Sanborn Partridge passed away peacefully at Wake Robin Retirement Community in Shelburne, Vermont, on January 13, 2013.
He was born on April 30, 1915, in Proctor, Vermont, to Frank C. Partridge and Sarah Sanborn Partridge.
He graduated from Westminster School, Magna Cum Laude from Amherst College in 1936, and in 1939 he earned one of few combined degrees ever granted by Yale Law School and Harvard Business School.
During the next three years he practiced law in Rutland, was Town Grand Juror and got his private pilot license. From 1942 through 1945, he was in the Army Air Corps and the Army Air Force, becoming a first lieutenant in the intelligence section.
He did graduate work in geology at Yale from 1946 to 1950, and then taught geology first at the University of Kansas and then at Amherst College, and did extensive field work in Utah. He then returned to Vermont and became an expert in oriental rugs and old coins, especially Vermont coins, and was able to give a set of these to the Fleming Museum and another set to the American Numismatic Society.
From 1961 to 1970, he served in the Vermont General Assembly, and 1970 to 1981 in the Senate. (See the State of Vermont, House & Senate Resolution H.C.R. 23 in commemoration to Sanborn Partridge at: 2013 Vermont House & Senate Joint Resolution). He was a part of the “Young Turks,” a group of Republicans and Democrats who worked together on many projects for the good of Vermont including the highway sign bill, and reapportionment. He was a member of the executive board of the University of Vermont, serving as Chairman for one year. He also served on the boards for the Proctor, Rutland and Vermont Historical Societies, several library boards, the Rutland Hospital, the Red Cross and the Union Church of Proctor. He led over 25 canoe trips with the youth groups of the Union Church, and later even two trips from Wake Robin.
He was active with the Boy Scouts, serving as a scoutmaster, as President of the Green Mountain Council, on the Region One Executive Board, and the International Committee of the BSA’s National Board. He attended many international jamborees and was awarded the Silver Beaver, the Silver Antelope and the Order of the Arrow.
Sanborn Partridge spent his last years happily at Wake Robin, with his siblings. He was predeceased by his sister Frances Coulter and brother Charles, and is survived by his sister Ruth, brother David and sister-in-law Dee, eight nieces and nephews, 15 grandnieces and nephews, and 5 great-grandnieces and nephews.
His family cherishes their memories of his love of camping and the out-of-doors, and of his devotion to Vermont and its history. His family is grateful for the presence of Wake Robin and especially to the staff at Linden for the great care and support he received in his last five years. Donations in his memory may be sent to the Green Mountain Boy Scout Council or the Vermont Historical Society. (From: Rutland Herald Obituary)
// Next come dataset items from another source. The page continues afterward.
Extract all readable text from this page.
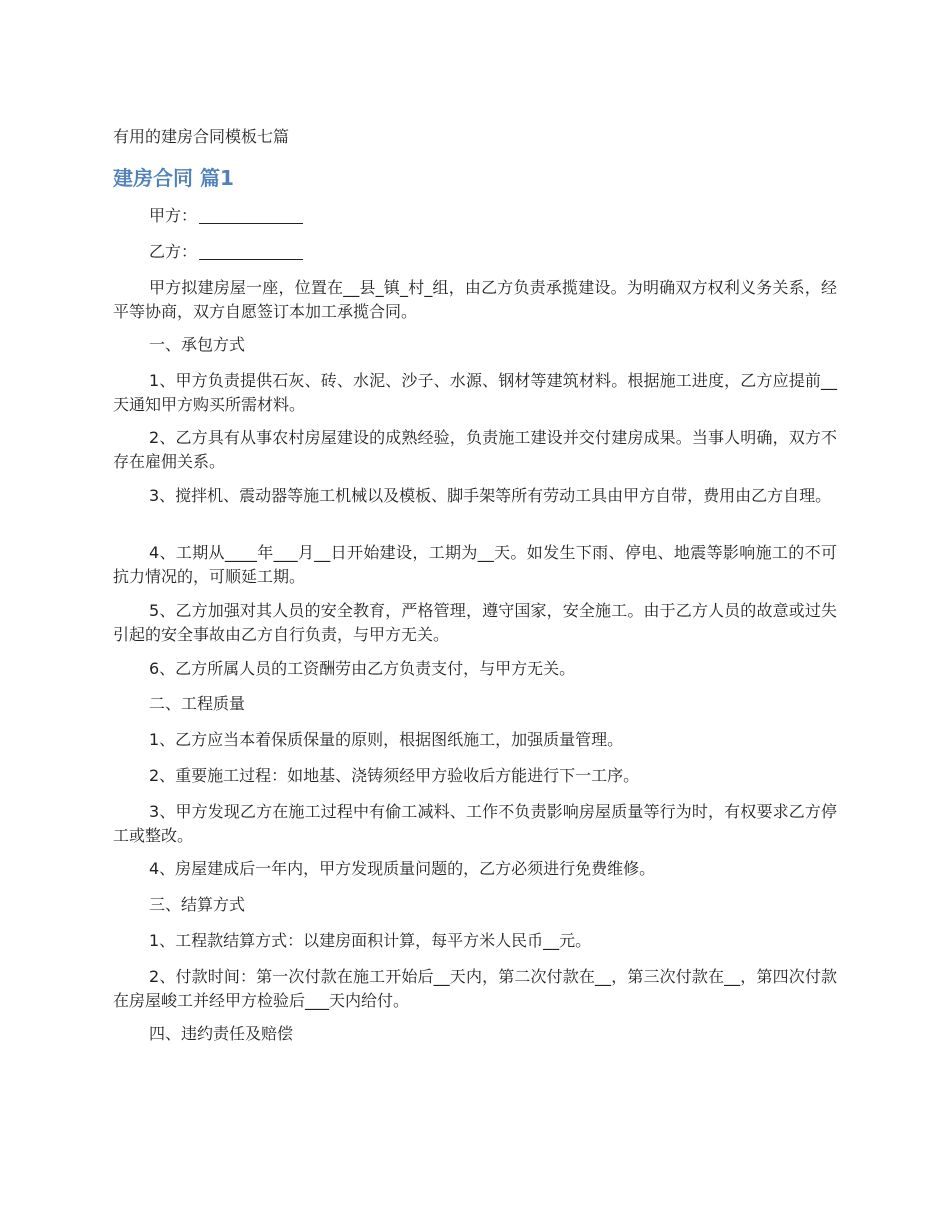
有用的建房合同模板七篇
建房合同 篇1

甲方：

乙方：

甲方拟建房屋一座，位置在__县_镇_村_组，由乙方负责承揽建设。为明确双方权利义务关系，经平等协商，双方自愿签订本加工承揽合同。

一、承包方式

1、甲方负责提供石灰、砖、水泥、沙子、水源、钢材等建筑材料。根据施工进度，乙方应提前__天通知甲方购买所需材料。

2、乙方具有从事农村房屋建设的成熟经验，负责施工建设并交付建房成果。当事人明确，双方不存在雇佣关系。

3、搅拌机、震动器等施工机械以及模板、脚手架等所有劳动工具由甲方自带，费用由乙方自理。

4、工期从____年___月__日开始建设，工期为__天。如发生下雨、停电、地震等影响施工的不可抗力情况的，可顺延工期。

5、乙方加强对其人员的安全教育，严格管理，遵守国家，安全施工。由于乙方人员的故意或过失引起的安全事故由乙方自行负责，与甲方无关。

6、乙方所属人员的工资酬劳由乙方负责支付，与甲方无关。

二、工程质量

1、乙方应当本着保质保量的原则，根据图纸施工，加强质量管理。

2、重要施工过程：如地基、浇铸须经甲方验收后方能进行下一工序。

3、甲方发现乙方在施工过程中有偷工减料、工作不负责影响房屋质量等行为时，有权要求乙方停工或整改。

4、房屋建成后一年内，甲方发现质量问题的，乙方必须进行免费维修。

三、结算方式

1、工程款结算方式：以建房面积计算，每平方米人民币__元。

2、付款时间：第一次付款在施工开始后__天内，第二次付款在__，第三次付款在__，第四次付款在房屋峻工并经甲方检验后___天内给付。

四、违约责任及赔偿
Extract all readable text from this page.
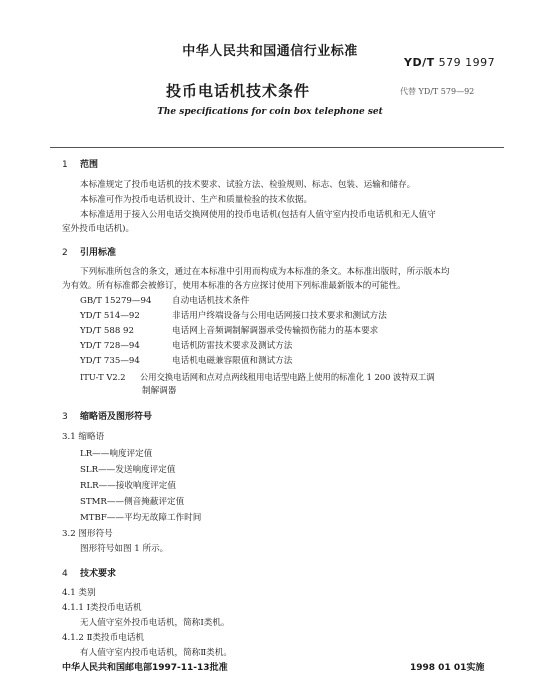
中华人民共和国通信行业标准
YD/T 579 1997
投币电话机技术条件	代替 YD/T 579—92
The specifications for coin box telephone set
1 范围
本标准规定了投币电话机的技术要求、试验方法、检验规则、标志、包装、运输和储存。
本标准可作为投币电话机设计、生产和质量检验的技术依据。
本标准适用于接入公用电话交换网使用的投币电话机(包括有人值守室内投币电话机和无人值守
室外投币电话机)。
2 引用标准
下列标准所包含的条文，通过在本标准中引用而构成为本标准的条文。本标准出版时，所示版本均
为有效。所有标准都会被修订，使用本标准的各方应探讨使用下列标准最新版本的可能性。
GB/T 15279—94 自动电话机技术条件
YD/T 514—92	非话用户终端设备与公用电话网接口技术要求和测试方法
YD/T 588 92	电话网上音频调制解调器承受传输损伤能力的基本要求
YD/T 728—94	电话机防雷技术要求及测试方法
YD/T 735—94	电话机电磁兼容限值和测试方法
ITU-T V2.2 公用交换电话网和点对点两线租用电话型电路上使用的标准化 1 200 波特双工调
制解调器
3 缩略语及图形符号
3.1 缩略语
LR——响度评定值
SLR——发送响度评定值
RLR——接收响度评定值
STMR——侧音掩蔽评定值
MTBF——平均无故障工作时间
3.2 图形符号
图形符号如图 1 所示。
4 技术要求
4.1 类别
4.1.1 Ⅰ类投币电话机
无人值守室外投币电话机，简称Ⅰ类机。
4.1.2 Ⅱ类投币电话机
有人值守室内投币电话机，简称Ⅱ类机。
中华人民共和国邮电部1997-11-13批准	1998 01 01实施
Sanborn, always challenging himself even at the age of 92, attended the CPRA 2008 season opening event at Fort Ticonderoga. It was a lovely warm spring day in May and CPRA attendees had the Fort all to themselves. It was a memorable event and we were glad to be able to share this day with him.
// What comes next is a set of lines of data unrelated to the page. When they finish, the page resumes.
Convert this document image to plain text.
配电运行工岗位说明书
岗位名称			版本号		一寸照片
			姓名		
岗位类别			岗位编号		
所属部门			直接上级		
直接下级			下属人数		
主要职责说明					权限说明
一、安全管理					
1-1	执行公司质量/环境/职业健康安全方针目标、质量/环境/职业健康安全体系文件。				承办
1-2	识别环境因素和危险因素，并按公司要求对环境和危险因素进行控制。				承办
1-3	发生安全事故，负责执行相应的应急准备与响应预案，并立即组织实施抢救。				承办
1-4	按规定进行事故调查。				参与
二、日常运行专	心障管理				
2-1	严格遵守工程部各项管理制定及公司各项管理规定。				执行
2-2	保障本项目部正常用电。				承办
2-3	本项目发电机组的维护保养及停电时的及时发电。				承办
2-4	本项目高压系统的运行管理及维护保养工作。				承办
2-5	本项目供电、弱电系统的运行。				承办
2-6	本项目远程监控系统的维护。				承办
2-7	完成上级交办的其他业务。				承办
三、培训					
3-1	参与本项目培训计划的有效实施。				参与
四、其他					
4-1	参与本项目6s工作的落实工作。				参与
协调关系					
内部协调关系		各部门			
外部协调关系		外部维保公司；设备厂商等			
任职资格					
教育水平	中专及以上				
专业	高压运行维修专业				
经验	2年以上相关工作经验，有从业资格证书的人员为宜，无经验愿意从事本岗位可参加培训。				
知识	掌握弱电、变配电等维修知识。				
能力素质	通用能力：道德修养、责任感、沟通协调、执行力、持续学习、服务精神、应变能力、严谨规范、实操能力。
Sanborn was a great supporter and friend of the Crown Point Road Association; serving as researcher, hike leader, officer and historian. In 1992, when it became apparent that the old guide book (published 1965) was out-of-date, Sanborn took to the road recording directions and calibrating mileages from marker to marker across the state. He compiled and edited the new marker book, including detailed maps and commentaries from early CPRA historians Flora Weeks and Martin Howe. The guide has since been re-printed three times with only minor revisions.
My Personal Remembrance:
Sanborn Partridge was a well respected geologist who possessed an extensive knowledge of the geology of New England, the Appalachian Mountains, and Atlantic Canada. I recall attending a Vermont Geological Society field trip in the late 1990′s which involved a hike up Mount Philo in Ferrisburgh. My Father Ellery and Sanborn were both along for the trip. I had just returned from a drilling project in Newfoundland the day before and when Sanborn heard of where I had been working (thanks to my Dad) he rolled right into an almost unbelievable story of his experience as a research geologist in Newfoundland (maybe when he was at Amherst College?). I don’t recall all the details, but the long and short of the story was that Sanborn and his colleagues had arrived on the island by ship and while exploring the geology of the highlands near what is now the Gros Morne Provincial Park, they stood on a remote peak high above the sea and watched their ship sink at it’s mooring! How the group got home from what was then, and what still is today, remote and exceedingly rugged terrain in Newfoundland I do not recall. I do, however, recall the smile on Sanborn’s face as he related this experience. The situation likely put his research group into quite a predicament, but my sense was that, for Sanborn, this was exactly the type of challenging experience that served to enrich his life – well lived.